Another touch on my arm, but a burst of energy and I'm able to pull away from him, out of the chair, over to the table where my outer clothes—unwashed, but brushed and neatly folded—sit next to the handful of belongings that had been on my person when Chissick brought me here. I don't ask for a comb, but instead run my fingers through the tangle of hair around my head, tugging at the worst of the knots until I can twist it into a bun that I pin into place at the back of my head. My hands fumble with the fastenings on my skirt, on my blouse, but I don't ask Chissick for assistance. And I'm certain that for this task, he will not offer it.

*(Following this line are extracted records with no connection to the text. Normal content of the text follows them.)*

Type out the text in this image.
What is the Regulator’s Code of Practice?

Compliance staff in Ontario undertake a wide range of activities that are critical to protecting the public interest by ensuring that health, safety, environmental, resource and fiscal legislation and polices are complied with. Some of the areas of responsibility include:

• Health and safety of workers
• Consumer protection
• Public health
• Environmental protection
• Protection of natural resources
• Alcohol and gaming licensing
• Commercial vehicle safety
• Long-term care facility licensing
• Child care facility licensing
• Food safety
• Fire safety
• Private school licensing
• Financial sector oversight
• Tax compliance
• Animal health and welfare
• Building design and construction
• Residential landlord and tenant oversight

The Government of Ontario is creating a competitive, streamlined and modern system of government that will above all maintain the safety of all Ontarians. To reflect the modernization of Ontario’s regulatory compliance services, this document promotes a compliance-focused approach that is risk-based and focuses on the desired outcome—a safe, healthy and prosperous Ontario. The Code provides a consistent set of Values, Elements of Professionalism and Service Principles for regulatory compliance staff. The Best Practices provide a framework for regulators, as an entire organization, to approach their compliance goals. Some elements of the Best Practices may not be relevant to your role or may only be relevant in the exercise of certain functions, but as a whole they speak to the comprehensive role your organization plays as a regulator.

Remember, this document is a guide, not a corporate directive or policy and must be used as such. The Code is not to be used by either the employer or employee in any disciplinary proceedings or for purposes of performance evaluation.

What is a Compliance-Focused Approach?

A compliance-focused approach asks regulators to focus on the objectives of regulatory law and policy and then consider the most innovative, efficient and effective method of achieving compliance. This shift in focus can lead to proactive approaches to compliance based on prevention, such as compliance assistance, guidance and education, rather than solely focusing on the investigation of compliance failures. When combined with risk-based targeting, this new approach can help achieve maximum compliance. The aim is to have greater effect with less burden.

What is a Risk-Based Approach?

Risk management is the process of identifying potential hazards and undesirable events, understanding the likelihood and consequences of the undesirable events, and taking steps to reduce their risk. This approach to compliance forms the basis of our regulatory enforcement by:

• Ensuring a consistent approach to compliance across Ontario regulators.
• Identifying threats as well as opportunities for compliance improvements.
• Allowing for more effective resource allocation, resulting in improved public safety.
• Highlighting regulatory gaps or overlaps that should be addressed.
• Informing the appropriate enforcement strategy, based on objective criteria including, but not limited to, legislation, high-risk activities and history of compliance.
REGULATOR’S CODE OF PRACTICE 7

"Where are you going?" he asks, and before allowing me time to answer, because he must know that I will give him no such satisfaction,
he continues to speak. "You're not well," he says, and there is so much meaning carried on those three words that it is enough to make me pause. But only for a moment. I retrieve my shoes from beneath the bed—also brushed with some care, though their newfound cleanliness serves to highlight their sad condition—and lean into the side of the mattress as I struggle to slide my bare feet into them.
"You should leave," I tell him, without looking up from the knot I make of my laces. "It's not safe to be here."
"In London, do you mean? Or with you?"
I glance at the window. The cracks have grown since I last looked, wide enough to have sent small particles of plaster down to the floor. And the colour within them appears darker, as if the walls are filled with ink, and the fluid is only waiting for a large enough space through which to escape.
"Both, I would imagine." I return my gaze to my shoes and give my hastily donned skirt a final tug. "Where is the fire?" And when he fails to give me an immediate reply, "Tell me the place."
"Somewhere on Oxford Street, I believe."
I nod as my hands fly upwards, fiddling with a lock of hair too slick with perspiration to remain in place.
"Miss Hawes."
A last glance around the room, my eyes scanning the bed, the table, every nook and crevice for something I may have left behind.
"Miss Hawes, I can't let you go anywhere."
He stands in the doorway, blocking it should I attempt to dodge past him. Not that I would have half the strength for such an action.
"Why not?" I wish to sound stronger than I feel, but the quaver in my voice gives away everything.
"I can't say."
"No, I am sure you can't."
He lowers his eyes for a moment, and I move towards the door, towards him, my steps faltering as I push against him, his arm dropping to his side without any attempt to impede my progress. But before I arrive at the landing, before I can even look down to the floor below, I feel his hand on my wrist, his fingers tightening enough until I stop moving, as if any additional force might cause me some harm.